Dr. King then answered this question many times, beginning with the basic "it will not be long," and building to the most famous quotation from this speech: How long? Not long…the arc of the moral universe is long, but it bends towards justice.” Brother Martin’s “Our God is marching on” speech at the conclusion of the March from Selma to Montgomery in Alabama, March 26, 1965
In his Memphis TN speech, on April 3,1968 the day before he was assassinated.

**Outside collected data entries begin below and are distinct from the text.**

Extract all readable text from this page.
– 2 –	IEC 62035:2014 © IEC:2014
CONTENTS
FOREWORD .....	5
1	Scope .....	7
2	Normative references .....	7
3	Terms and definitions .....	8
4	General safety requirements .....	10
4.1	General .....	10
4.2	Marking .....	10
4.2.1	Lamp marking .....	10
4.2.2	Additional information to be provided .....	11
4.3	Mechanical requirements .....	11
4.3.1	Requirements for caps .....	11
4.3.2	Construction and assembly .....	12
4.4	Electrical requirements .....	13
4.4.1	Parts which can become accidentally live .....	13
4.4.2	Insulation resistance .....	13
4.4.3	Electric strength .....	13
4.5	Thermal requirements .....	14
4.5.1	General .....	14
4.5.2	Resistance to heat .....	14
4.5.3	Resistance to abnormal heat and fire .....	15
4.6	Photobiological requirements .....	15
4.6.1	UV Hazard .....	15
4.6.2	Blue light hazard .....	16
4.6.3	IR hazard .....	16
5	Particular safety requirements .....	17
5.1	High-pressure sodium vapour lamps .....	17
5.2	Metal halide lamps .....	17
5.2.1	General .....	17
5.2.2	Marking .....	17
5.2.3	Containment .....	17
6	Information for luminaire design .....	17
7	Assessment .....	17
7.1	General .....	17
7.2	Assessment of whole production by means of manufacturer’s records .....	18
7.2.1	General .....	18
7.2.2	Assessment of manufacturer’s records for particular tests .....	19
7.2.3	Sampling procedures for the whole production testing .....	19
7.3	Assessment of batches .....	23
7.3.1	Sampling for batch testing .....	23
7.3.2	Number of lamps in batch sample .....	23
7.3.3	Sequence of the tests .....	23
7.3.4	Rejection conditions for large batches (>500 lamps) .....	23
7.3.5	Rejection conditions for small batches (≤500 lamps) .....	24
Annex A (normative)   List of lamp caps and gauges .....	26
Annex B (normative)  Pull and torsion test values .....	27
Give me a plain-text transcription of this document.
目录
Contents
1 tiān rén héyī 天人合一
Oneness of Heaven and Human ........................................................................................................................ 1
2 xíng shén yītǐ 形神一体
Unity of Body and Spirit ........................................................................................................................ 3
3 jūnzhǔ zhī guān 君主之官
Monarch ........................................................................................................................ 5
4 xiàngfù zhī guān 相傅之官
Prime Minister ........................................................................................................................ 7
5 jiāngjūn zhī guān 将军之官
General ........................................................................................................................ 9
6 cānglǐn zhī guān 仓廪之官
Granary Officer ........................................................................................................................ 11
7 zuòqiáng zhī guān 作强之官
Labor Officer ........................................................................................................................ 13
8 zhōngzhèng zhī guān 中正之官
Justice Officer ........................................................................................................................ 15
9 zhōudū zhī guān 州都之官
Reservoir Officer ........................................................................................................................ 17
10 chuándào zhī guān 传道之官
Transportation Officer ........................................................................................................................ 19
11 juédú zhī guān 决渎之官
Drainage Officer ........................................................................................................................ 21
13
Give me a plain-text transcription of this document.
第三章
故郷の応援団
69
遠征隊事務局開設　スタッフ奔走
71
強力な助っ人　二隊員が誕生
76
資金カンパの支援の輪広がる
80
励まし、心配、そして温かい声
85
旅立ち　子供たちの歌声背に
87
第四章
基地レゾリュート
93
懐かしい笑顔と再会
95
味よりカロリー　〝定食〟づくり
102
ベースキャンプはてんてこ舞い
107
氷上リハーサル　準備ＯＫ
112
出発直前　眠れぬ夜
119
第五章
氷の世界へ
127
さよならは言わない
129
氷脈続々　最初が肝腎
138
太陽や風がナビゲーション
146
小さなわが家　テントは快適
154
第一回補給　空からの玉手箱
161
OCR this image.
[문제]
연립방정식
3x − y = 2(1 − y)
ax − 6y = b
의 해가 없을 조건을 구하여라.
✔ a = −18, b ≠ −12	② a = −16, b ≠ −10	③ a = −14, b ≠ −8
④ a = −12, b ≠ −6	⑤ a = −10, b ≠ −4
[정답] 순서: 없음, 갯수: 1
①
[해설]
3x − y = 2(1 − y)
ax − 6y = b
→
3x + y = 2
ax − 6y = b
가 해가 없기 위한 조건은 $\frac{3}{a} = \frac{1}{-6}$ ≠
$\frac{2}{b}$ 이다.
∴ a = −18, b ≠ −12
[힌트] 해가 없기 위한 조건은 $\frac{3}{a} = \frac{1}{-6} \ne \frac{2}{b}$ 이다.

“Now, let me say as I move to my conclusion that we've got to give ourselves to this struggle until the end.”
Well, I don't know what will happen now. We've got some difficult days ahead. But it doesn't matter with me now. Because I've been to the mountaintop. And I don't mind. Like anybody, I would like to live a long life. Longevity has its place. But I'm not concerned about that now. I just want to do God's will. And He's allowed me to go up to the mountain. And I've looked over. And I've seen the promised land. I may not get there with you. But I want you to know tonight, that we, as a people, will get to the promised land. And I'm happy, tonight. I'm not worried about anything. I'm not fearing any man. Mine eyes have seen the glory of the coming of the Lord.